Completely by fluke, I found this gem in my room mate’s grandpa’s house. It was just sitting there like an old relic, in absolutely beautiful condition. Meet BILL, the old, crotchety IBM-PC!
Beautiful, right? The guy who gave it to me seemed to be surprised that I wanted it. Bill works perfectly, and is in pristine condition. Bill is an IBM-PC 5150 with a 8088 processor. He has two 5.25 inch floppy drives, A and B. There is no hard drive. It runs Dos 3.1, and runs at 4MHz. I am unsure on the ram at the moment, but it is somewhere between 64k and 256K.
This system is quite historic! IBM asked a small company named Microsoft to write the OS for this system. Bill Gates bought the rights to QDos (Quick and Dirty Operating System, you may recall hearing about this in my DosBox video) and modified it to create PC-Dos (later, MS-Dos) for this model. It also came with a higher end monitor which displays CGA graphics. This system was made in 1981, making Bill 30 years old. Originally, this model, when it came out, would have ran someone $3005. Which by today’s standards, is about $7200. If you search for this system, it still runs about 700-800 dollars. I am very lucky to have gotten mine for free, otherwise Bill would have been sent to the scrap yard. I named him after my late father, even though my father wasn’t very crotchety. Bill, I assume, is up there in years and is very grumpy. His floppy disk drive makes distinctively cranky noises.

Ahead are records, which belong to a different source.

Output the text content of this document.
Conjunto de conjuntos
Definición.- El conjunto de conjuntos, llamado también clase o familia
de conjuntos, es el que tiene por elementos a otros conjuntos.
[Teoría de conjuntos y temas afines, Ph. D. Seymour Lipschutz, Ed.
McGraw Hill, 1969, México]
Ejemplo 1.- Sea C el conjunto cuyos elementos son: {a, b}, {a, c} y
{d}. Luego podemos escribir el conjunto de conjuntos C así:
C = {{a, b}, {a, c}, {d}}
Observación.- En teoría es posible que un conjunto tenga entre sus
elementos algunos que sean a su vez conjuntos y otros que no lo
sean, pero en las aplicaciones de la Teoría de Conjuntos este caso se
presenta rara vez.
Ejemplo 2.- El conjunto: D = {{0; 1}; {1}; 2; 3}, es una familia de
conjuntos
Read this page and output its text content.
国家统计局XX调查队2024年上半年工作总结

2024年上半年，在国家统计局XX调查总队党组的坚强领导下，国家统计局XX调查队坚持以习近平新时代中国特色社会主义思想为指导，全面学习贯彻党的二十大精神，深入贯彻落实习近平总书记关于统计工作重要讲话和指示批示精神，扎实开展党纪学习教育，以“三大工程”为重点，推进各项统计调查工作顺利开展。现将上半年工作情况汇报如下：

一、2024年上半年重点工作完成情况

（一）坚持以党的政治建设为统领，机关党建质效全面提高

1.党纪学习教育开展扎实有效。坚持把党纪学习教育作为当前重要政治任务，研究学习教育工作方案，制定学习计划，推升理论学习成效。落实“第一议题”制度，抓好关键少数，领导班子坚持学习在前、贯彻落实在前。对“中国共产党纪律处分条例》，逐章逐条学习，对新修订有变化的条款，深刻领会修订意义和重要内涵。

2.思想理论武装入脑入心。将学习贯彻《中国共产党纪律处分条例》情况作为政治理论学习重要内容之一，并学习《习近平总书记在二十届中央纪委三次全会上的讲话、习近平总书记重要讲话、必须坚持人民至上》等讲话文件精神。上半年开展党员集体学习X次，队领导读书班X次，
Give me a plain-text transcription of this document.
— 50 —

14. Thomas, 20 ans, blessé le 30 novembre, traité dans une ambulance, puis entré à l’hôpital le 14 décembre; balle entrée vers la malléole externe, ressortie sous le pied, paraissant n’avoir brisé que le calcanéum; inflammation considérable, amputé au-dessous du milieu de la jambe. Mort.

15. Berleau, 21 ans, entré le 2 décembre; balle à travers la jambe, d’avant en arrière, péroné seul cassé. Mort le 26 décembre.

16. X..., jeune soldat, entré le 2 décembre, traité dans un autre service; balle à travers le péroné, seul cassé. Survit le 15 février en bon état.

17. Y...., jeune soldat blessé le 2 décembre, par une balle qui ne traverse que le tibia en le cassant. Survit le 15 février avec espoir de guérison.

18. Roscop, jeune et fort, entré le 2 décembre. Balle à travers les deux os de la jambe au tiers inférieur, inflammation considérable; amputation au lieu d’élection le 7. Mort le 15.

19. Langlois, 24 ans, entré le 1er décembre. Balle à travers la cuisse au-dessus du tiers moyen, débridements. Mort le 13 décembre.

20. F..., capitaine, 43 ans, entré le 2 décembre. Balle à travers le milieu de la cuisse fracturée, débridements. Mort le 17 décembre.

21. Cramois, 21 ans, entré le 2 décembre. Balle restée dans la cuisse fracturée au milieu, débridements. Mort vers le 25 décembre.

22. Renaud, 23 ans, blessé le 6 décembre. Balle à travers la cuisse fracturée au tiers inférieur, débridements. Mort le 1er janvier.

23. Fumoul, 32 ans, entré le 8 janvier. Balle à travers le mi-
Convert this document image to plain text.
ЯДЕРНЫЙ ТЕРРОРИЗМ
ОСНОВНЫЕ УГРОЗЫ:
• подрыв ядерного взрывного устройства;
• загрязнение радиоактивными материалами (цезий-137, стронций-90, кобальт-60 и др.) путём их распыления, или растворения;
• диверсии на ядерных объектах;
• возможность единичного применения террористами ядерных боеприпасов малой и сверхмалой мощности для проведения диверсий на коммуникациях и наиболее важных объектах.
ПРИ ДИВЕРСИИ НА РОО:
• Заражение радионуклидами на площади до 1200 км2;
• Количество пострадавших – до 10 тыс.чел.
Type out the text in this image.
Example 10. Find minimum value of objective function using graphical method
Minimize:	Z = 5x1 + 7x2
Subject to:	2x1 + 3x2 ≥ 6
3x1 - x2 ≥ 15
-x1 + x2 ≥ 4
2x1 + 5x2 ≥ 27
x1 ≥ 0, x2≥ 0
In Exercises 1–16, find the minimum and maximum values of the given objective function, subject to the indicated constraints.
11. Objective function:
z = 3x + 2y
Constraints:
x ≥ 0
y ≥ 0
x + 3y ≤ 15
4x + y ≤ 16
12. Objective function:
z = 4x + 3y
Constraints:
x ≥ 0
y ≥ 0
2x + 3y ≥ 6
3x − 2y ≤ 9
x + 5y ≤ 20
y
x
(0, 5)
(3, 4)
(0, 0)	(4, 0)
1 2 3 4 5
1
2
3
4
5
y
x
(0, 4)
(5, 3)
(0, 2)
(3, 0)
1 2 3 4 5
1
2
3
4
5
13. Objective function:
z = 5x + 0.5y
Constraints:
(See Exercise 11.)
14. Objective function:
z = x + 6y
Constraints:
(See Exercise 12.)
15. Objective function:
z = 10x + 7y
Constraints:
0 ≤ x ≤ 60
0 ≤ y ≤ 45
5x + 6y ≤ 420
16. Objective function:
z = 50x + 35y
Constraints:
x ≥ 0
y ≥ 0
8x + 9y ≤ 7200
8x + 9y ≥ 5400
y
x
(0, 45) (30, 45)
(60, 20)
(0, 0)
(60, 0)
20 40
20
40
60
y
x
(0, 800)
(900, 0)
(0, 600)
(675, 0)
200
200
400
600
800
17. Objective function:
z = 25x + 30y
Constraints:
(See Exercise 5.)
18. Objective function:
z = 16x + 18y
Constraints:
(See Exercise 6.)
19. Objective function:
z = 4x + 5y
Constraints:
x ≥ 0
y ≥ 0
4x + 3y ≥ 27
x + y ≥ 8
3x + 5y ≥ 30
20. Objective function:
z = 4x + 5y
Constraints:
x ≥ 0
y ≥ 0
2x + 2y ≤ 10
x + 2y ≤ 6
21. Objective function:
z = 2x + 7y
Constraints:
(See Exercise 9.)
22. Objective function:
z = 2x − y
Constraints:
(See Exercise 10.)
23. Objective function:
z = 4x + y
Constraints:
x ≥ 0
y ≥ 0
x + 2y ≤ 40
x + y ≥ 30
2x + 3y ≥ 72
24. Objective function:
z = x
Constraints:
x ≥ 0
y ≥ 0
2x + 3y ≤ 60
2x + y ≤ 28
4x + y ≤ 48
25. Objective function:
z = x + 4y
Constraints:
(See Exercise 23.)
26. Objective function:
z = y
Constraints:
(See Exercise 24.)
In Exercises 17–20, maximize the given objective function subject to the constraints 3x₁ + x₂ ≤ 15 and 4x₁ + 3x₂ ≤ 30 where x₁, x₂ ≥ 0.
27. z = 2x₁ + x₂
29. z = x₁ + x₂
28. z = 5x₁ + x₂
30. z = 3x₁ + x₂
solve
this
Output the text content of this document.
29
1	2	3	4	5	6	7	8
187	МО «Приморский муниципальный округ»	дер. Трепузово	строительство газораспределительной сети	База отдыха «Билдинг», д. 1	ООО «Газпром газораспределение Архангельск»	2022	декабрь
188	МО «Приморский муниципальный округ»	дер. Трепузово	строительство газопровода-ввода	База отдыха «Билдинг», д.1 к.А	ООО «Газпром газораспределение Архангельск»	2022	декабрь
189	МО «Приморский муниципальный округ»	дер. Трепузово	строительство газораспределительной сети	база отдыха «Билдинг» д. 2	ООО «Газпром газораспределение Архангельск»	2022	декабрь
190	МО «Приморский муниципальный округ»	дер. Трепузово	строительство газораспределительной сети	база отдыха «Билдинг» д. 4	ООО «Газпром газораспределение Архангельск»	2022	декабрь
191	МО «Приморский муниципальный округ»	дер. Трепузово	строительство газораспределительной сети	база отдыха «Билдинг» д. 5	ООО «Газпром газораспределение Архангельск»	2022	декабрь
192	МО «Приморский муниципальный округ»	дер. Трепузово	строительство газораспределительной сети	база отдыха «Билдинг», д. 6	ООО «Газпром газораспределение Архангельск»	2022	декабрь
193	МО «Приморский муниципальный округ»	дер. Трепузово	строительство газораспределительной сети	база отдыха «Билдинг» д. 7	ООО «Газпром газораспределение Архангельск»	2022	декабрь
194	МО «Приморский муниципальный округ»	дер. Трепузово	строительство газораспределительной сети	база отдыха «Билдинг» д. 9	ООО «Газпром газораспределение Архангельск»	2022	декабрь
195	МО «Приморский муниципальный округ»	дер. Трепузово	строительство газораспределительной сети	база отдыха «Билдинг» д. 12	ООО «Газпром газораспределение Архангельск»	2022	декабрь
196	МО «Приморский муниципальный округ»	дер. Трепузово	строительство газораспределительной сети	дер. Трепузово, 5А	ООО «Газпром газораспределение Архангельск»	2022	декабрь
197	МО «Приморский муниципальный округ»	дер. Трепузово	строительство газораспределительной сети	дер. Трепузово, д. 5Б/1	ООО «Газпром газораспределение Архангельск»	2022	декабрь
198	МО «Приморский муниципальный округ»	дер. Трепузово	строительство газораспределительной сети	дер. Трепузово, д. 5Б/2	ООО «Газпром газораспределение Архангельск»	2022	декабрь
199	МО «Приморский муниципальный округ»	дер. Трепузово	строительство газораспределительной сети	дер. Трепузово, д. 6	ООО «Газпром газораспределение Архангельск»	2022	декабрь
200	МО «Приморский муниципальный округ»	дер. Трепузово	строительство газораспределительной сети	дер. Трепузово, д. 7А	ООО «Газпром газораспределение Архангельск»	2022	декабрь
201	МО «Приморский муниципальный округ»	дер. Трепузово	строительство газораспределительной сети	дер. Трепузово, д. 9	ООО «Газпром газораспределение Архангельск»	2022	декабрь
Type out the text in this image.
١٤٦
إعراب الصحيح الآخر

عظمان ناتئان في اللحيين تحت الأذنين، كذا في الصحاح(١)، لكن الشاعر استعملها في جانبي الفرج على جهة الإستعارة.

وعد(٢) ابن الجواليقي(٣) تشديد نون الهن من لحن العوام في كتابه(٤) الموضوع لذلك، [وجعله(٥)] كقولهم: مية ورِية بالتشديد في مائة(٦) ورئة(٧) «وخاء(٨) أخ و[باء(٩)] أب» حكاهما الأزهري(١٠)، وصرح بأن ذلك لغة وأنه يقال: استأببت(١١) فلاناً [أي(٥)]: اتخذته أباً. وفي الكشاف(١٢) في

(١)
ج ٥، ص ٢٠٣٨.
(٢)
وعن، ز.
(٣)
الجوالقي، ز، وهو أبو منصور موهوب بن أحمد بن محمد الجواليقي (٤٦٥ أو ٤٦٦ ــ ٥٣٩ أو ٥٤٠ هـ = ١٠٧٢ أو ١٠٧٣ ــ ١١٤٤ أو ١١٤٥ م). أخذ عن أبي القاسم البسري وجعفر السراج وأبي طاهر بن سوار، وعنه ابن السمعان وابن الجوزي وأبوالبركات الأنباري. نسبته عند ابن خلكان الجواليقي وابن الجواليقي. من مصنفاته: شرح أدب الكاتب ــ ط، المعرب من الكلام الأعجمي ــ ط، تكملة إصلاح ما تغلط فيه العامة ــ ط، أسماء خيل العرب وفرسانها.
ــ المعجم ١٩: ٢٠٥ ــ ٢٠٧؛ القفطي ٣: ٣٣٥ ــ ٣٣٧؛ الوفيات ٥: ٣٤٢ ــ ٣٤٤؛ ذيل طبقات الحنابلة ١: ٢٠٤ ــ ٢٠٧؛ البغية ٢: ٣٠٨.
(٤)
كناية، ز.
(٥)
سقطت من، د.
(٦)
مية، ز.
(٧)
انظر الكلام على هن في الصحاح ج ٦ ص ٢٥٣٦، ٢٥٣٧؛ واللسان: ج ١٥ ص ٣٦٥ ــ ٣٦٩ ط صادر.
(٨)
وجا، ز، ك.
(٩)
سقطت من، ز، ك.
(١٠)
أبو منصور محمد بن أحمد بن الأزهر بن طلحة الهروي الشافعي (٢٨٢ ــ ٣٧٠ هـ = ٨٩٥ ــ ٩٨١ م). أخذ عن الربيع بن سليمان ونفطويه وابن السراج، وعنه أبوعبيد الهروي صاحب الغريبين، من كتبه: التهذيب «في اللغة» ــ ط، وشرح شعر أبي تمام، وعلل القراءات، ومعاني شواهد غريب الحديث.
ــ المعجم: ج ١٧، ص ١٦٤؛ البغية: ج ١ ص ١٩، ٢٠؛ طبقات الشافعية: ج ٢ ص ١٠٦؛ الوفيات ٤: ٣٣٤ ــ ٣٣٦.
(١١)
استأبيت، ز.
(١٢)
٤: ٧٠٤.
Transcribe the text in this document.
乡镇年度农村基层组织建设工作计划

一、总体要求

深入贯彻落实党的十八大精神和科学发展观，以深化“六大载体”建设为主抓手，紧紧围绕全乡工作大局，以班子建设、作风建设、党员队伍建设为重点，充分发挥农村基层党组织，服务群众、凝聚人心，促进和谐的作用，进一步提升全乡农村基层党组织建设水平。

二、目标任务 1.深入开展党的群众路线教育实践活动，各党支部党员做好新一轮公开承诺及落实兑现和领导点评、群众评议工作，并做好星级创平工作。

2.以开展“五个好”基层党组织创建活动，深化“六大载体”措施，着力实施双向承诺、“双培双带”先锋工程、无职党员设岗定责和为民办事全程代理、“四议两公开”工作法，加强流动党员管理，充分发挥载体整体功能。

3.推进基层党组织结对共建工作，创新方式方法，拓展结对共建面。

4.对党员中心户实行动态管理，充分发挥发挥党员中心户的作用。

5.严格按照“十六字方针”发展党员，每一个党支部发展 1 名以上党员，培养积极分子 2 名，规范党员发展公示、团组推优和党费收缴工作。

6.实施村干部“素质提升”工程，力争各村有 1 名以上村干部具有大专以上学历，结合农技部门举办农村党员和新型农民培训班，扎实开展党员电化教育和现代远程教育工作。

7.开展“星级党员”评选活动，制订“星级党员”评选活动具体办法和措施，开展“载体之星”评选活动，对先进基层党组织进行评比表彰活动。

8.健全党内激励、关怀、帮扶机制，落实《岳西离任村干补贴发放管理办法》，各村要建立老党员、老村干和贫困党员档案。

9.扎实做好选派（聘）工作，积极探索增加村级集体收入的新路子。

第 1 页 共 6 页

I don’t have many 5.25 floppies hanging around, however, I plan to invest on getting it a 3.5 inch floppy drive so I can write some of my old games onto 5.25 floppies, and run them. I did happen to have Reader Rabbit lying around, so I popped that into the B drive, and it worked perfectly. Oh, the CGA glory! How I love thee, purple, cyan, white and black!
If anyone has any 5.25 inch floppy disks they might want to get rid of, please let me know and I will gladly take them off your hands!
Bill is a wonderful find and I couldn’t be more excited. The best way to find old systems is to ask older family members if they had a system and kept one. Look around, and you might be able to score one for free!
More information on Bill as me and my room mate mess around with him. Hopefully, I will be able to run King’s Quest 3 on it and relive my childhood.